T. Rowe Price Group has paid increasing dividends for 29 consecutive years. The company’s latest dividend increase (in February of 2015) was for 18.2%.
The image below shows T. Rowe Price Group’s dividend history since 1989:
This dividend history does not include special dividends. In 2015, T. Rowe Price Group paid a special dividend of $2.00 per share. This move highlights the shareholder friendly nature of T. Rowe Price Group’s management.
T. Rowe Price Group currently has a dividend yield of 3.2% and a payout ratio of 46%. The company’s above average yield and fairly conservative payout ratio bode well for both current income and potential future dividend increases.
The company’s historical dividend yield is shown in the image below:
As you can see, now is historically the best time to buy T. Rowe Price Group stock (based on its dividend yield) since the Great Recession. T. Rowe Price Group stock has only traded for a dividend yield above 3% in the early nineties, briefly in 2002, and during the Great Recession.

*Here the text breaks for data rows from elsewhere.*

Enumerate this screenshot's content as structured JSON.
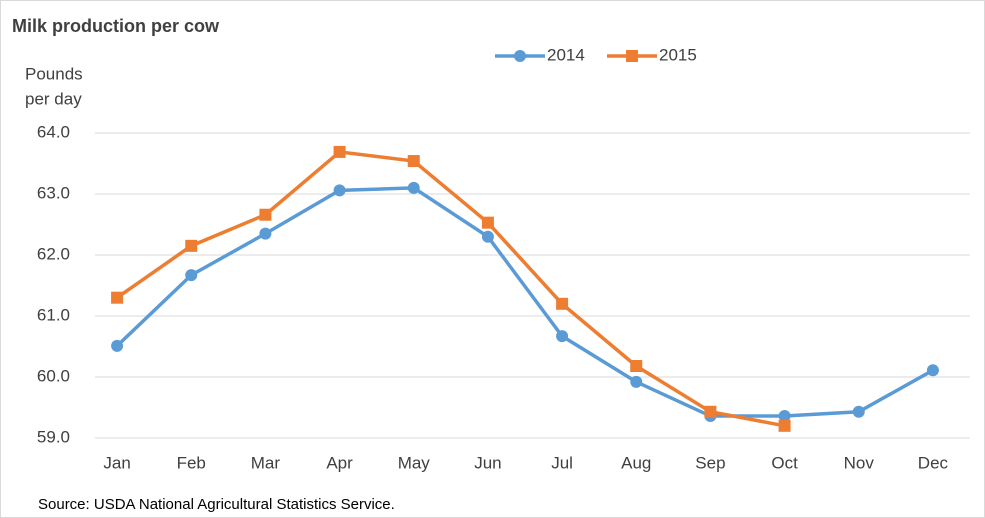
{
  "chart_data": {
    "type": "line",
    "title": "Milk production per cow",
    "ylabel": [
      "Pounds",
      "per day"
    ],
    "source": "Source: USDA National Agricultural Statistics Service.",
    "categories": [
      "Jan",
      "Feb",
      "Mar",
      "Apr",
      "May",
      "Jun",
      "Jul",
      "Aug",
      "Sep",
      "Oct",
      "Nov",
      "Dec"
    ],
    "series": [
      {
        "name": "2014",
        "color": "#5b9bd5",
        "marker": "circle",
        "values": [
          60.51,
          61.67,
          62.35,
          63.06,
          63.1,
          62.3,
          60.67,
          59.92,
          59.36,
          59.36,
          59.43,
          60.11
        ]
      },
      {
        "name": "2015",
        "color": "#ed7d31",
        "marker": "square",
        "values": [
          61.3,
          62.15,
          62.66,
          63.69,
          63.54,
          62.53,
          61.2,
          60.18,
          59.43,
          59.2,
          null,
          null
        ]
      }
    ],
    "ylim": [
      59.0,
      64.0
    ],
    "yticks": [
      {
        "value": 59,
        "label": "59.0"
      },
      {
        "value": 60,
        "label": "60.0"
      },
      {
        "value": 61,
        "label": "61.0"
      },
      {
        "value": 62,
        "label": "62.0"
      },
      {
        "value": 63,
        "label": "63.0"
      },
      {
        "value": 64,
        "label": "64.0"
      }
    ],
    "grid": true,
    "legend": "top"
  }
}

T. Rowe’s competitive advantage comes from its trusted name in the mutual fund industry. The company generates the majority of its earnings from mutual fund fees.
As a result, outperformance compared to its peers is critical for the company to continue marketing its mutual funds.
The company has outperformed its peers based on Lipper mutual fund averages. The percentage of the company’s mutual funds that have outperformed over various time frames is shown below:
– 1 Year: 71%
– 5 Year: 77%
– 10 Year: 88%
The company’s competitive mutual fund products have helped it reach its massive scale. T. Rowe Price Group’s investing know-how combined with their well-known brand form the company’s competitive advantage.